AT&T reported 424,000 postpaid phone net adds in its first quarter 2023. And it reported domestic wireless service revenues of $15.5 billion, up 5.2% year over year.
Post-paid phone average revenue per user (ARPU) was $55.05, up nearly 2% year over year. ARPU growth was driven by price increases on legacy plans announced last year, a continued shift of subscribers to higher rate plans and an improvement in consumer international roaming plans.
In pre-paid AT&T reported 40,000 phone net additions for Q1 2023.
AT&T reported that FirstNet connections reached about 4.7 million across more than 25,000 agencies.
The company reported low wireless churn rates. Postpaid phone churn was 0.81% versus 0.79% in the year-ago quarter. And prepaid churn was 2.73%, with Cricket churn lower, versus 2.77% in the year-ago quarter.
AT&T CEO John Stankey said, “We’re coming off the most profitable quarter and most lucrative EBITDA generation in our wireless business in its history. And it’s got the goodness of low churn, higher ARPU and customer growth.”
AT&T provided a little color on its ongoing cost-cutting initiative.
“We remain on track to achieve our $6 billion-plus cost savings run rate target by the end of the year, if not sooner” said Stankey. “In fact, we believe we can further accelerate cost take-outs as we progress through the year. Part of this entails transforming our network as we ultimately replace our copper services footprint with best-in-class fiber connectivity.”
Stankey talked quite a bit about AT&T’s fixed wireless access (FWA), something the company has not shown much interest in until recently. Stankey first mentioned it on AT&T’s Q4 2022 earnings call three months ago.

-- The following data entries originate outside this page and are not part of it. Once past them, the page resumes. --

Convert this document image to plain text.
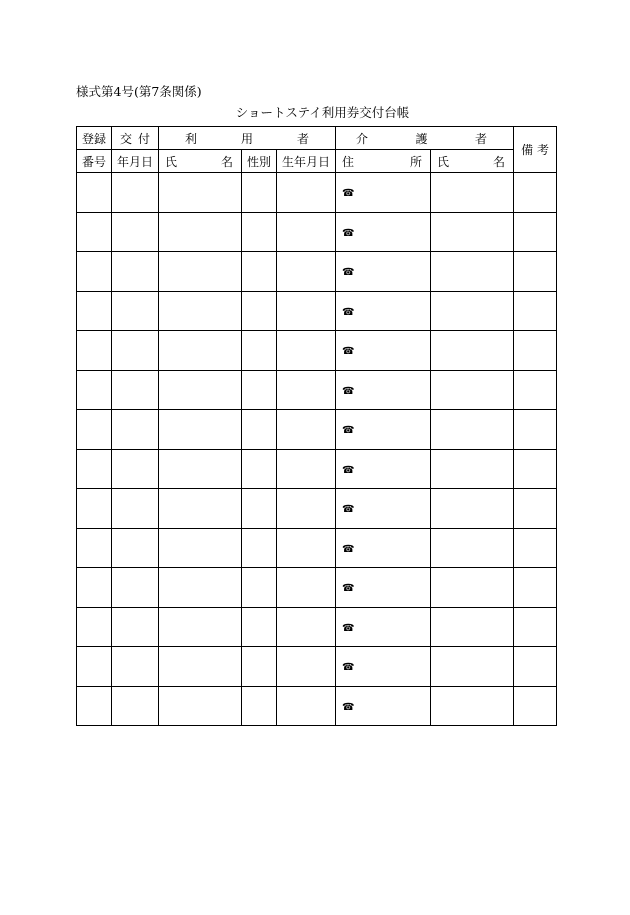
様式第4号(第7条関係)
ショートステイ利用券交付台帳
登録	交 付	利 用 者			介 護 者		備 考
番号	年月日	氏 名	性別	生年月日	住 所	氏 名	

					☎		
					☎		
					☎		
					☎		
					☎		
					☎		
					☎		
					☎		
					☎		
					☎		
					☎		
					☎		
					☎		
					☎		
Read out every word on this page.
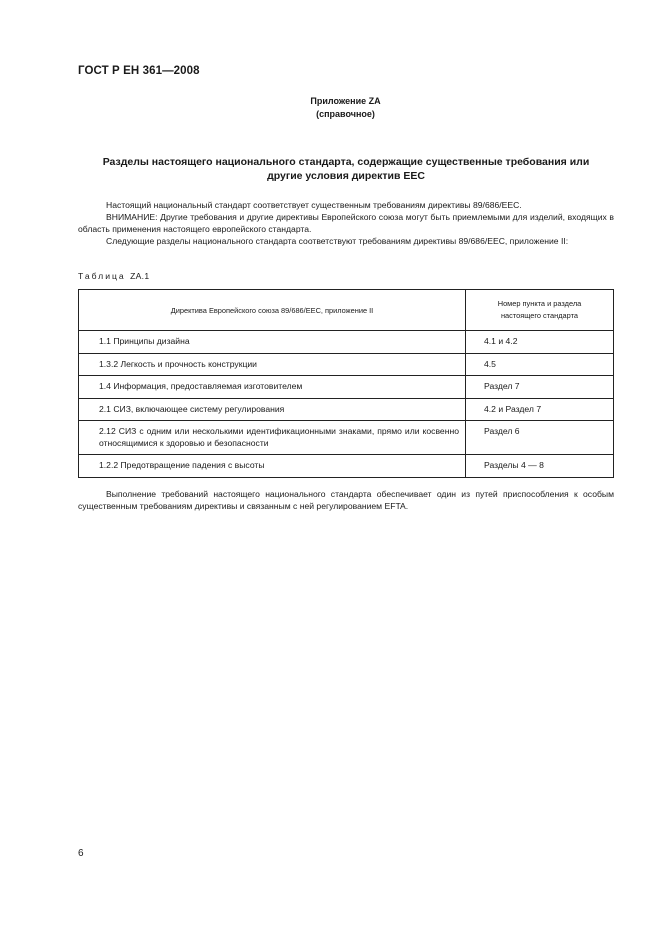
ГОСТ Р ЕН 361—2008
Приложение ZA
(справочное)
Разделы настоящего национального стандарта, содержащие существенные требования или
другие условия директив ЕЕС

Настоящий национальный стандарт соответствует существенным требованиям директивы 89/686/ЕЕС.

ВНИМАНИЕ: Другие требования и другие директивы Европейского союза могут быть приемлемыми для изделий, входящих в область применения настоящего европейского стандарта.

Следующие разделы национального стандарта соответствуют требованиям директивы 89/686/ЕЕС, приложение II:

Таблица ZA.1
Директива Европейского союза 89/686/ЕЕС, приложение II	Номер пункта и раздела
настоящего стандарта

1.1 Принципы дизайна	4.1 и 4.2
1.3.2 Легкость и прочность конструкции	4.5
1.4 Информация, предоставляемая изготовителем	Раздел 7
2.1 СИЗ, включающее систему регулирования	4.2 и Раздел 7
2.12 СИЗ с одним или несколькими идентификационными знаками, прямо или косвенно относящимися к здоровью и безопасности	Раздел 6
1.2.2 Предотвращение падения с высоты	Разделы 4 — 8

Выполнение требований настоящего национального стандарта обеспечивает один из путей приспособления к особым существенным требованиям директивы и связанным с ней регулированием EFTA.

6
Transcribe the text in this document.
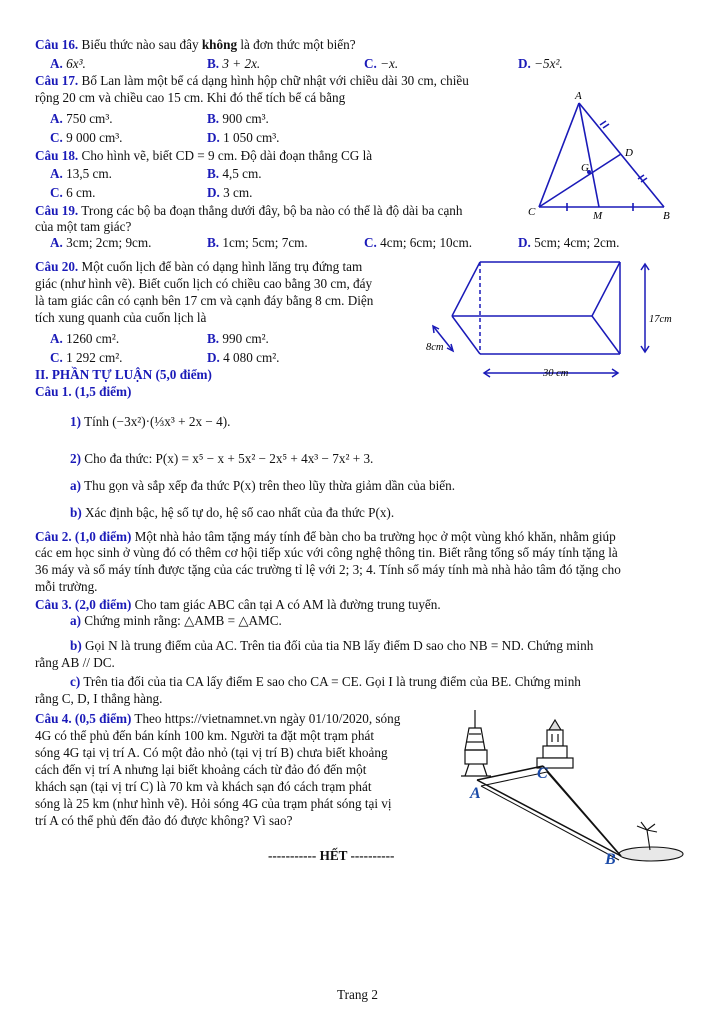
Câu 16. Biểu thức nào sau đây không là đơn thức một biến?
A. 6x³.	B. 3 + 2x.	C. −x.	D. −5x².
Câu 17. Bố Lan làm một bể cá dạng hình hộp chữ nhật với chiều dài 30 cm, chiều
rộng 20 cm và chiều cao 15 cm. Khi đó thể tích bể cá bằng
A. 750 cm³.	B. 900 cm³.
C. 9 000 cm³.	D. 1 050 cm³.
Câu 18. Cho hình vẽ, biết CD = 9 cm. Độ dài đoạn thẳng CG là
A. 13,5 cm.	B. 4,5 cm.
C. 6 cm.	D. 3 cm.
A
D
G
C	M	B
Câu 19. Trong các bộ ba đoạn thẳng dưới đây, bộ ba nào có thể là độ dài ba cạnh
của một tam giác?
A. 3cm; 2cm; 9cm.	B. 1cm; 5cm; 7cm.	C. 4cm; 6cm; 10cm.	D. 5cm; 4cm; 2cm.
Câu 20. Một cuốn lịch để bàn có dạng hình lăng trụ đứng tam
giác (như hình vẽ). Biết cuốn lịch có chiều cao bằng 30 cm, đáy
là tam giác cân có cạnh bên 17 cm và cạnh đáy bằng 8 cm. Diện
tích xung quanh của cuốn lịch là
A. 1260 cm².	B. 990 cm².
C. 1 292 cm².	D. 4 080 cm².
17cm
8cm
30 cm
II. PHẦN TỰ LUẬN (5,0 điểm)
Câu 1. (1,5 điểm)
1) Tính (−3x²)·(⅓x³ + 2x − 4).
2) Cho đa thức: P(x) = x⁵ − x + 5x² − 2x⁵ + 4x³ − 7x² + 3.
a) Thu gọn và sắp xếp đa thức P(x) trên theo lũy thừa giảm dần của biến.
b) Xác định bậc, hệ số tự do, hệ số cao nhất của đa thức P(x).
Câu 2. (1,0 điểm) Một nhà hảo tâm tặng máy tính để bàn cho ba trường học ở một vùng khó khăn, nhằm giúp
các em học sinh ở vùng đó có thêm cơ hội tiếp xúc với công nghệ thông tin. Biết rằng tổng số máy tính tặng là
36 máy và số máy tính được tặng của các trường tỉ lệ với 2; 3; 4. Tính số máy tính mà nhà hảo tâm đó tặng cho
mỗi trường.
Câu 3. (2,0 điểm) Cho tam giác ABC cân tại A có AM là đường trung tuyến.
a) Chứng minh rằng: △AMB = △AMC.
b) Gọi N là trung điểm của AC. Trên tia đối của tia NB lấy điểm D sao cho NB = ND. Chứng minh
rằng AB // DC.
c) Trên tia đối của tia CA lấy điểm E sao cho CA = CE. Gọi I là trung điểm của BE. Chứng minh
rằng C, D, I thẳng hàng.
Câu 4. (0,5 điểm) Theo https://vietnamnet.vn ngày 01/10/2020, sóng
4G có thể phủ đến bán kính 100 km. Người ta đặt một trạm phát
sóng 4G tại vị trí A. Có một đảo nhỏ (tại vị trí B) chưa biết khoảng
cách đến vị trí A nhưng lại biết khoảng cách từ đảo đó đến một
khách sạn (tại vị trí C) là 70 km và khách sạn đó cách trạm phát
sóng là 25 km (như hình vẽ). Hỏi sóng 4G của trạm phát sóng tại vị
trí A có thể phủ đến đảo đó được không? Vì sao?
A
C
B
----------- HẾT ----------
Trang 2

Today Stankey said its FWA will be used in places where fiber isn’t reasonable to deploy and where it makes sense for customers.
“We’re out in the market today,” he said. “We have a consumer product that’s there that we’ve recently brought into play. We’re in the process of scaling it. We are going to use it where we think we can offer a customer a better set of services than what they currently have, especially where we have an opportunity to go and use it to hold as we’re going to build fiber over the next couple of years and come in behind it.”
Similar to Verizon and T-Mobile, which have been offering (and heavily marketing) their FWA home broadband services for a couple of years now, Stankey noted that there are places where AT&T has fallow capacity. He said, “It’s a smart play” for AT&T to offer FWA “to keep a customer in the family.”
He also touted FWA for businesses.
He said FWA can be “incredibly well-suited” to parts of the business segment. “When we match the product to the right user profile, it can be a very viable opportunity for a sustainable, effective product.”
Overall, the company reported revenues of $30.1 billion for the quarter compared to $29.7 billion in the year-ago quarter, up 1.4%. This increase primarily reflects higher Mobility, Mexico and Consumer Wireline revenues, partly offset by lower Business Wireline revenues.
It seemed like a good quarter for AT&T, but analysts can be hard to please.
Jamie Lumley, analyst at Third Bridge, wrote, “AT&T continues to see a slowdown in growth for its mobility segment. We’ve heard from our experts that the company is running out of headroom when it comes to gaining new customers, even though AT&T has seen relatively strong net adds for longer than many had expected.”
Jonathan Chaplin with New Street Research noted that prepaid subscribers have probably been leaving Dish during the quarter because of its problems related to a ransomware attack. Chaplin wrote, “Prepaid adds for AT&T were roughly in-line. We expect the hack to negatively impact Boost by at least 200,000. If this is the case, it doesn’t look like AT&T was the beneficiary. We will be watching Verizon and T-Mobile’s pre-paid numbers to see if they show up there.”